Berlin was trying to differentiate philosophies that saw the world in terms of a single defining idea (hedgehogs) and those who who drew from a wide array of experience and were suspicious of overarching approaches (foxes). I would like to line up in the fox category. William James remains my hero with his distrust of "block Universes" or block ideas.
The debate between science and the domains of spiritual endeavor is usually cast as a choice between reason and faith. As a atheist and one who is committed to empirical investigation I am not big on faith but I do reject the idea that those who are committed the integrity of scientific practice must also see reason as the only means to understanding ourselves in the broadest sense of the word. Within scientific practice it is reason and a commitment to letting the data, the world, speak for itself. But when placing science into this broader context of human being I think the other ways we create meaning must have a place at the table.

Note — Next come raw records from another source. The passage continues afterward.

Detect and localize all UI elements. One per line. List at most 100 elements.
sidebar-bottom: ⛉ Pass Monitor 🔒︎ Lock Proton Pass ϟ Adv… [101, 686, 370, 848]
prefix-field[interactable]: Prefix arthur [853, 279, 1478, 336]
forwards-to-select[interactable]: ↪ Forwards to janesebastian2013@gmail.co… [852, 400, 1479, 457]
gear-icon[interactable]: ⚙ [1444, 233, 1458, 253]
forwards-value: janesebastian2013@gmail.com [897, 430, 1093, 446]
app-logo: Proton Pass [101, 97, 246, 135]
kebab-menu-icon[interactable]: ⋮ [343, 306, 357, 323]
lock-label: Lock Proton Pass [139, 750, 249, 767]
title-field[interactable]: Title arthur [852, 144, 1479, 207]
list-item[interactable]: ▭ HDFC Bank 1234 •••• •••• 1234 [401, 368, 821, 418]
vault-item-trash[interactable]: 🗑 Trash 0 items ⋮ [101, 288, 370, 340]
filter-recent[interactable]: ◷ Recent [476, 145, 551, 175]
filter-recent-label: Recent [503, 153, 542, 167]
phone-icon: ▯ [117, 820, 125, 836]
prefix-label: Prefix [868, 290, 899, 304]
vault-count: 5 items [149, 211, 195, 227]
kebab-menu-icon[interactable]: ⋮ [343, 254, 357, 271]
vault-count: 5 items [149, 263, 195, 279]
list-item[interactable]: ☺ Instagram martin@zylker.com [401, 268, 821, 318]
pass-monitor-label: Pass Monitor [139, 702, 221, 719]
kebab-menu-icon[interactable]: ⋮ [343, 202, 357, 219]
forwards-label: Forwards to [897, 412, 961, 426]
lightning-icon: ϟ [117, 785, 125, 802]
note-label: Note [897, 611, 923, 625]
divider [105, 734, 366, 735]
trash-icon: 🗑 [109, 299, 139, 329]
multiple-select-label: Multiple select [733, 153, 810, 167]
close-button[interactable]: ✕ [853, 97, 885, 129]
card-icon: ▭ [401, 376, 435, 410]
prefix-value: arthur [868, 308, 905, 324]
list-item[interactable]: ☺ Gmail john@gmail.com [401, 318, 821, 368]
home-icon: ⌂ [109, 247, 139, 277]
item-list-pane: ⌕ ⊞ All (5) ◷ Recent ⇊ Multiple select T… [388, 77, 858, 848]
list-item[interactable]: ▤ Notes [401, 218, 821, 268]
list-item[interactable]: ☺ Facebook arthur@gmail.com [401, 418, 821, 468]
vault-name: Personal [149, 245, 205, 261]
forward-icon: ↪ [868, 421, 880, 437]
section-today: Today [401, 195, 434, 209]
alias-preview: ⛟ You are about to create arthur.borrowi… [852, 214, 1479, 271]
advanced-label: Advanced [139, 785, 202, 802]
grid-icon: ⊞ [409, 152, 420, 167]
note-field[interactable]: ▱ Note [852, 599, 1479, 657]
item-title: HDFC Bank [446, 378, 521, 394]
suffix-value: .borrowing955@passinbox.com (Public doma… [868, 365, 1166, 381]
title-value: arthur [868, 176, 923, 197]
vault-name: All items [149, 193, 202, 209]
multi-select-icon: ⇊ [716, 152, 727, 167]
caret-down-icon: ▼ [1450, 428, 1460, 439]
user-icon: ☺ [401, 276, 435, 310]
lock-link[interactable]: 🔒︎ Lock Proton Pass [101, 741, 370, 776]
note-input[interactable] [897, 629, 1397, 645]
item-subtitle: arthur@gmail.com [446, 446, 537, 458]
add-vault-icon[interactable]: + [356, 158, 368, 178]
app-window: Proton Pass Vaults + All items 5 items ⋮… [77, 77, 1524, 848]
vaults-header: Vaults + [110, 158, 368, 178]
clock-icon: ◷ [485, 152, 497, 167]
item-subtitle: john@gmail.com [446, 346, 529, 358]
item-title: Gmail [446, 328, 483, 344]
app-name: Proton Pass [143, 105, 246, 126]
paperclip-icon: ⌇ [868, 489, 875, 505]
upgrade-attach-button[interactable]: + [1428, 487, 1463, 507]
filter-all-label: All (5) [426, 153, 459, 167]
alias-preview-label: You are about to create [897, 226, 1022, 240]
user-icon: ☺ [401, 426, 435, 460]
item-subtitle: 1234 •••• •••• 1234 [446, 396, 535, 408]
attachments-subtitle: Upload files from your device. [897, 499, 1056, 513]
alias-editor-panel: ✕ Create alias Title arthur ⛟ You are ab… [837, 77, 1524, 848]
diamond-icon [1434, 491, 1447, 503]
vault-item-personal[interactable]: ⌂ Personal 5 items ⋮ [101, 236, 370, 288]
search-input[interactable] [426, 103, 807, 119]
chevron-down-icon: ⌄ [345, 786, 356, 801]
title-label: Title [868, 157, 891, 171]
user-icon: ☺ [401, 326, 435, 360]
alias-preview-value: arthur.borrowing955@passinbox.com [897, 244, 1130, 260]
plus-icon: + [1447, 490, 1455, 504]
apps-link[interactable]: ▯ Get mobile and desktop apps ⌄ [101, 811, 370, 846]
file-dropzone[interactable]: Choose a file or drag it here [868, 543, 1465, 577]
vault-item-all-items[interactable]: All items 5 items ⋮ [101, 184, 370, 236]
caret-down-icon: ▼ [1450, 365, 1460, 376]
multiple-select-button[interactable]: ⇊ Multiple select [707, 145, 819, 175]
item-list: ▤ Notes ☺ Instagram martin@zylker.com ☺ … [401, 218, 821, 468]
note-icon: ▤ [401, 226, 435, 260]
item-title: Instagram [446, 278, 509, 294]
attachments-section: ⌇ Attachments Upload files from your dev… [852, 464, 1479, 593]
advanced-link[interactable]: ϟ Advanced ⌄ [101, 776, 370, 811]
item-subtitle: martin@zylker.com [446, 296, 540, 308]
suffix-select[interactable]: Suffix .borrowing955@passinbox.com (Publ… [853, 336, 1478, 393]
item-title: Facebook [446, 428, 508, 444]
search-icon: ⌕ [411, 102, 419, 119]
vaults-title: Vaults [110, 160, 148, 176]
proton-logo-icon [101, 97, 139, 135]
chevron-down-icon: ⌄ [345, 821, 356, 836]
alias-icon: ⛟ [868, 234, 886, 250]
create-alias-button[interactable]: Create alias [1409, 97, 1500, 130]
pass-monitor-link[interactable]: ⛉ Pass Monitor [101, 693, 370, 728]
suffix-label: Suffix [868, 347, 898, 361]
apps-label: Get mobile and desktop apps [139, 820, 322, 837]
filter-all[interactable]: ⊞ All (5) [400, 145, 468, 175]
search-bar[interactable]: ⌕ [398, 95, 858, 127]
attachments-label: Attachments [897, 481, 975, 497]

Its easy to fall for the false certainty that comes by fully embracing a single metaphysics, confusing it with all-embracing methodology, and then letting your membership in an orthodoxy lull you in a false sense of comfort that comes with easy applause lines. Far harder is the path of embracing our strange complexity while retaining a determination to think clearly and feel deeply. But in our attempts to pass through the bottleneck of the next century I am convinced we will need all the sources of wisdom we can find.
Such, it seems, is the way of the fox.